É preciso atentar, também, para o fato de que não somente o homem pode ter consciência misógina. A mulher também. Tem um grande número de mulheres que odeiam outras mulheres, e que sempre aproveitam todas as oportunidades para expressarem seu ódio misógino, e que é tido por alguns desavisados apenas como inveja. Principalmente contras as mulheres mais sensíveis, inteligentes, comprometidas e éticas. Esses valores são os que mais ofendem as mulheres misóginas. Elas odeiam essas mulheres em vista de que esses valores surgem para elas como uma forma de humilhação por terem sido obstruídas, como os misóginos, em suas sensibilidades, inteligências e eticidades. Elas podem até ocupar cargos ditos superiores, mas nada as livra de suas infelicidades de mulheres misóginas.

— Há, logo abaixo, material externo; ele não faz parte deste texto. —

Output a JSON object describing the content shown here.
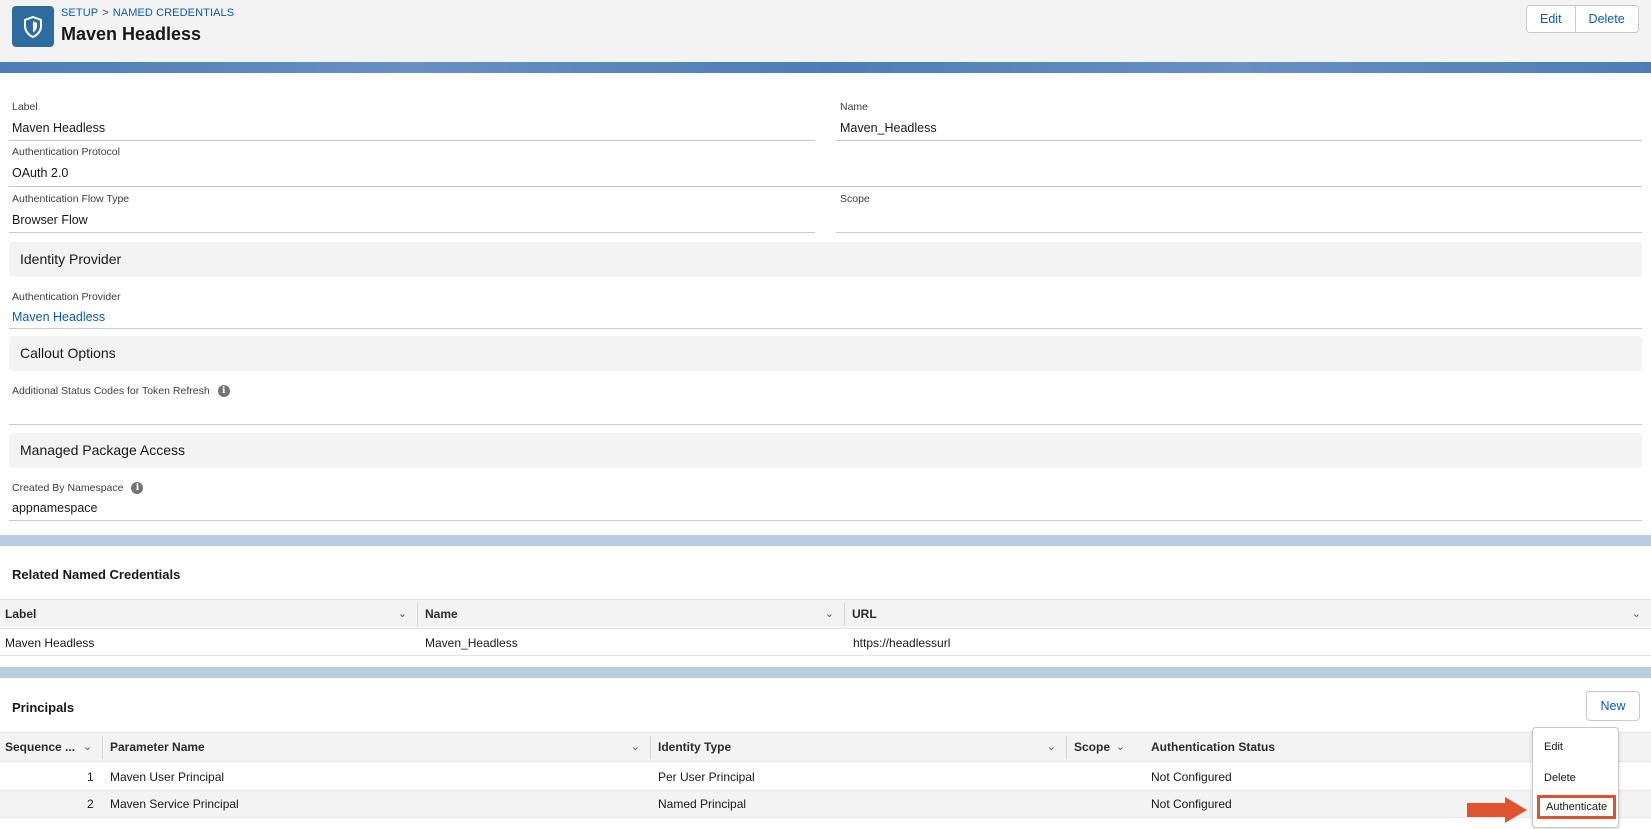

Dizem que elas copiam fielmente os homens misóginos. Não é verdade. A misoginia nasce no modelo mãe-lei, quando deveria ser mãe-educadora, coadjuvada por um pai-lei, ausente ou debochado. Não é à toa que na própria família os meninos aprendem a desvalorizar as meninas. E muitas meninas elas próprias. Estabelecida essa forma de comportamento-tratamento, ela facilmente chega à escola, se espalha pelo bairro e domina a cidade. E dependendo como se expressa a sociedade como um todo, logo esse comportamento passa a proliferar.

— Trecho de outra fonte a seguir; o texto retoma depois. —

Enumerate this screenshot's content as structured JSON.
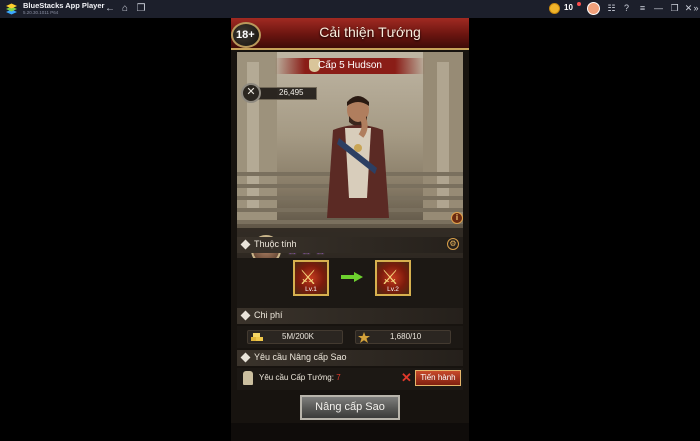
{
  "emulator": {
    "title": "BlueStacks App Player",
    "version": "5.20.30.1011 P64",
    "coins": "10",
    "nav_icons": [
      "back-icon",
      "home-icon",
      "multi-instance-icon"
    ],
    "controls": [
      "coin-icon",
      "notification-dot",
      "avatar",
      "menu-icon",
      "help-icon",
      "hamburger-icon",
      "minimize-icon",
      "restore-icon",
      "close-icon",
      "expand-icon"
    ]
  },
  "game": {
    "title": "Cải thiện Tướng",
    "age_rating": "18+",
    "hero": {
      "level_name": "Cấp 5 Hudson",
      "power": "26,495",
      "stars": 3
    },
    "attributes": {
      "header": "Thuộc tính",
      "from_level": "Lv.1",
      "to_level": "Lv.2"
    },
    "cost": {
      "header": "Chi phí",
      "gold": "5M/200K",
      "medals": "1,680/10"
    },
    "requirement": {
      "header": "Yêu cầu Nâng cấp Sao",
      "label": "Yêu cầu Cấp Tướng:",
      "level": "7",
      "proceed_label": "Tiến hành"
    },
    "upgrade_label": "Nâng cấp Sao"
  },
  "colors": {
    "header_red": "#8a1d17",
    "gold_border": "#c7a25a",
    "star_purple": "#a24be0",
    "requirement_red": "#e23b2e"
  }
}
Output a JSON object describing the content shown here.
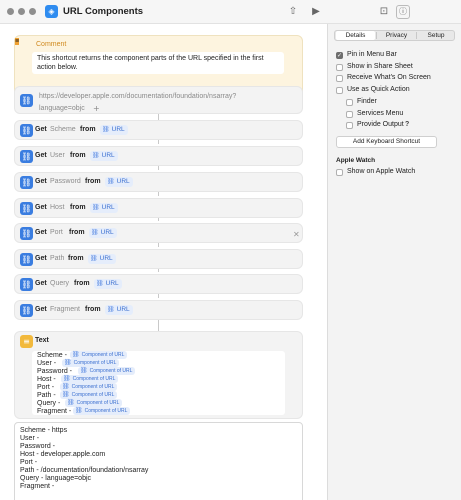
{
  "window": {
    "title": "URL Components",
    "app_icon": "layers-icon",
    "toolbar": [
      "share-icon",
      "run-icon",
      "library-icon",
      "info-icon"
    ]
  },
  "comment": {
    "label": "Comment",
    "text": "This shortcut returns the component parts of the URL specified in the first action below."
  },
  "url_action": {
    "value": "https://developer.apple.com/documentation/foundation/nsarray?",
    "value_line2": "language=objc"
  },
  "get_actions": [
    {
      "verb": "Get",
      "param": "Scheme",
      "from": "from",
      "token": "URL"
    },
    {
      "verb": "Get",
      "param": "User",
      "from": "from",
      "token": "URL"
    },
    {
      "verb": "Get",
      "param": "Password",
      "from": "from",
      "token": "URL"
    },
    {
      "verb": "Get",
      "param": "Host",
      "from": "from",
      "token": "URL"
    },
    {
      "verb": "Get",
      "param": "Port",
      "from": "from",
      "token": "URL"
    },
    {
      "verb": "Get",
      "param": "Path",
      "from": "from",
      "token": "URL"
    },
    {
      "verb": "Get",
      "param": "Query",
      "from": "from",
      "token": "URL"
    },
    {
      "verb": "Get",
      "param": "Fragment",
      "from": "from",
      "token": "URL"
    }
  ],
  "text_action": {
    "title": "Text",
    "token": "Component of URL",
    "lines": [
      "Scheme -",
      "User -",
      "Password -",
      "Host -",
      "Port -",
      "Path -",
      "Query -",
      "Fragment -"
    ]
  },
  "result": {
    "lines": [
      "Scheme - https",
      "User -",
      "Password -",
      "Host - developer.apple.com",
      "Port -",
      "Path - /documentation/foundation/nsarray",
      "Query - language=objc",
      "Fragment -"
    ]
  },
  "sidebar": {
    "tabs": [
      "Details",
      "Privacy",
      "Setup"
    ],
    "active_tab": "Details",
    "options": [
      {
        "label": "Pin in Menu Bar",
        "checked": true
      },
      {
        "label": "Show in Share Sheet",
        "checked": false
      },
      {
        "label": "Receive What's On Screen",
        "checked": false
      },
      {
        "label": "Use as Quick Action",
        "checked": false
      },
      {
        "label": "Finder",
        "checked": false
      },
      {
        "label": "Services Menu",
        "checked": false
      },
      {
        "label": "Provide Output",
        "checked": false
      }
    ],
    "help_mark": "?",
    "shortcut_button": "Add Keyboard Shortcut",
    "watch_section": "Apple Watch",
    "watch_option": {
      "label": "Show on Apple Watch",
      "checked": false
    }
  }
}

Porém, se a sociedade for constituída por uma subjetividade-objetividade democrática, essas criaturas não se instalam e não viralizam. Elas não encontram facilidade para propagação. É por essa realidade que a democracia, como zona clara, é o regime que impede a proliferação e dominação dessas psicopatologias sociais propagadas pelas criaturas da Zona Escura.
A misoginia é um aguilhão histórico fomentado pelo modelo patriarcal-judaico-paulino-burguês. Onde há força patriarcal há misoginia.
Texto extraído do livro Sob A Ordem da Zona Escura (2019), do filosofo e teórico da psiquiatria-materialista, Marcos José.
Não quero comentar o extraordinário texto sobre misoginia! O texto é fantástico, ele fala por si só! Adorei! Quero apenas encorajar o pessoal da AFIN a continuar nessa luta política que é remar contra a maré nesses tempos que não são nada interessantes. Os textos de vocês me fazem companhia. Reconheço a minha existência nas letras dos vossos textos.